The idea behind them is fairly ingenious, and based upon the idea that by solving "hard" problems (in terms of mathematics), the currency can limit how many "coins" are introduced into the economy.  Both the math and the social experiment behind them is something that on paper looks really interesting.

The problem is that the explosion of value has created a number of problems, and as a result I won't be accepting any of these forms of currencies for the foreseeable future.

First, the market for each of these currencies is controlled by a relatively small number of individuals who own a majority of the outstanding "coins".  The problem with this is that by collusion, these individuals can generate "fake" transactions, which appear to drive up demand on the coins, and thus lead to a higher "value" (in terms of what people might be willing to pay).  The problem is that this is a "bubble", and the bottom will fall right out if enough people try to sell their coins for hard currency.  As a result, I believe that the value of the coins is completely artificial, and while a few people might convert some of these coins into hard cash for a nice profit, the majority of coin holders are going to be left out in the cold.

Second, the "cost" of performing transactions for some of these currencies is becoming prohibitively expensive.  With most transactions of real currency, its just a matter of giving someone paper currency, or running an electronic transaction that normally completes in milliseconds.  Because of the math associated with cryptocurrencies, the work to sign block chains becomes prohibitive, such that for some currencies transactions can take a lot of time -- and processors are now nearly obliged to charge what would be extortionary rates just to cover their own costs (in terms of electricity and processing power used).

The environmental impact, and monumental waste, caused by cryptocurrencies cannot be overstated.  We now have huge farms of machines running, consuming vast amounts of power, performing no useful work except to "mine" coins.  As time goes on, the amount of work needed to mine each coin grows significantly (an intentional aspect of the coin), but what this means is that we are burning large amounts of power (much of which is fossil-fuel generated!) to perform work that has no useful practical purpose.   Some might say something similar about mining precious metals or gems, but their a many many real practical applications for metals like gold, silver, and platinum, and gems like diamonds and rubies as well.

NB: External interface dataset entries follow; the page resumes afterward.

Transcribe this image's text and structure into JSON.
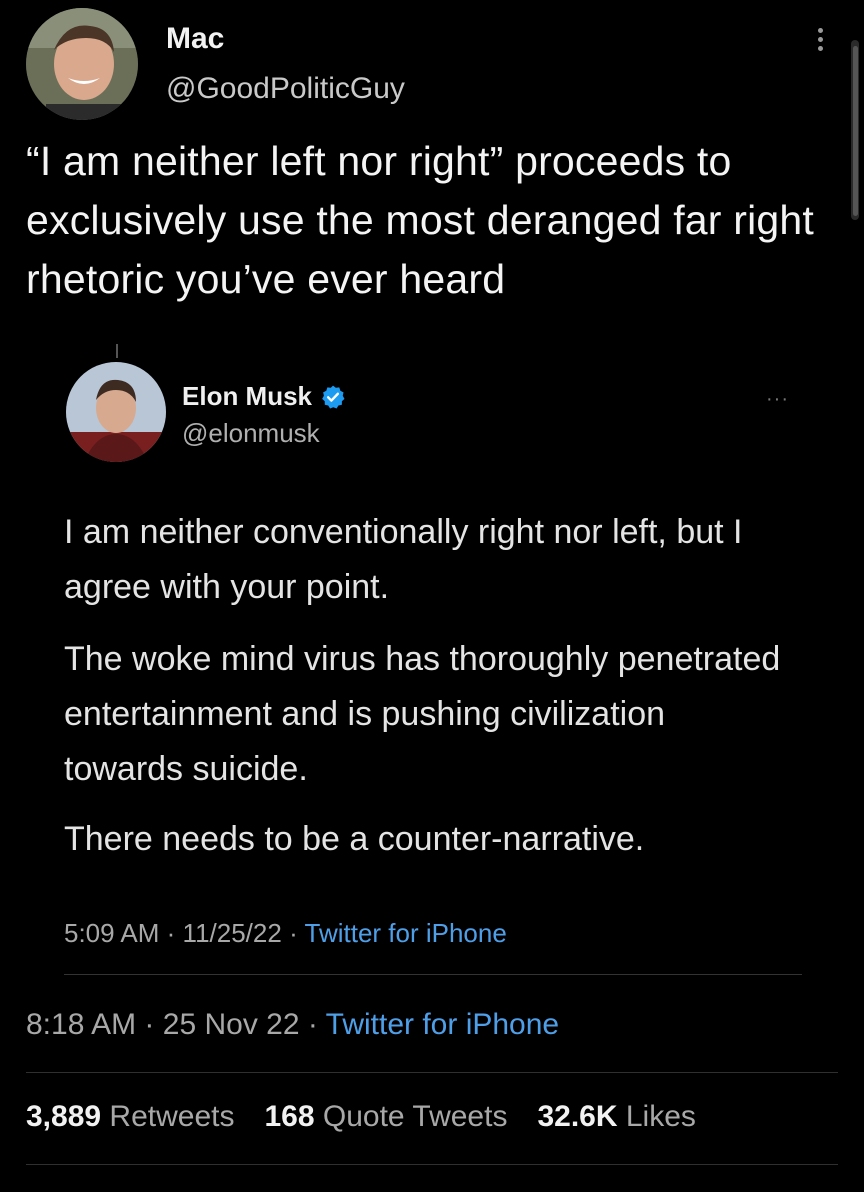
{
  "tweet": {
    "author_name": "Mac",
    "author_handle": "@GoodPoliticGuy",
    "text": "“I am neither left nor right” proceeds to exclusively use the most deranged far right rhetoric you’ve ever heard",
    "time": "8:18 AM",
    "date": "25 Nov 22",
    "source": "Twitter for iPhone",
    "sep": "·"
  },
  "quoted": {
    "author_name": "Elon Musk",
    "author_handle": "@elonmusk",
    "more_label": "···",
    "paragraphs": [
      "I am neither conventionally right nor left, but I agree with your point.",
      "The woke mind virus has thoroughly penetrated entertainment and is pushing civilization towards suicide.",
      "There needs to be a counter-narrative."
    ],
    "time": "5:09 AM",
    "date": "11/25/22",
    "source": "Twitter for iPhone",
    "sep": "·"
  },
  "stats": {
    "retweets_count": "3,889",
    "retweets_label": "Retweets",
    "quotes_count": "168",
    "quotes_label": "Quote Tweets",
    "likes_count": "32.6K",
    "likes_label": "Likes"
  },
  "icons": {
    "menu": "kebab-menu-icon",
    "verified": "verified-badge-icon"
  },
  "colors": {
    "background": "#000000",
    "link": "#4f9fe8",
    "verified": "#1d9bf0"
  }
}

Finally, as anyone who wants to build a new PC probably realizes, the use of computing hardware, and specifically "GPUs" (graphical processing units, but which also can be used to solve many numerical problems in parallel) have increased in cost dramatically -- consumer grade GPUs are generally only available today for about 2x-3x their MSRPs.  This is because the "miners" of cryptocurrencies have snapped up every available GPU.  The upshot of this is that the supply of this hardware has become prohibitive for hobbyists and professionals alike.  Indeed, much of this hardware would be far far better used in HPC arenas where it could be used to solve real-world problems, like genomic research towards finding a cure for cancer, or protein folding, or any number of other interesting and useful problems which solving would benefit mankind as a whole.  It would not surprise me if a number of new HPC projects have been canceled or put on hold simply because the supply of suitable GPU hardware has been exhausted, and putting some of those projects out of budget reach.

Eventually, when the bottom does fall out of those cryptocurrencies, all that GPU hardware will probably wind up filling land-fills, as many people won't want to buy used GPUs, which may (or may not) have had their lifespans shortened.  (One hopes that at least the eWaste these cause will be recycled, but we know that much eWaste winds up in landfills in third world countries.)

Crypto-curency mining is probably one of the most self-serving and irresponsible (to humanity and our environment) activities one can take today, while still staying in the confines of the law (except in a few jurisdictions which have sensibly outlawed cryptocurrencies.)

It's my firm belief that the world would be far better off if crypto-currencies had never been invented.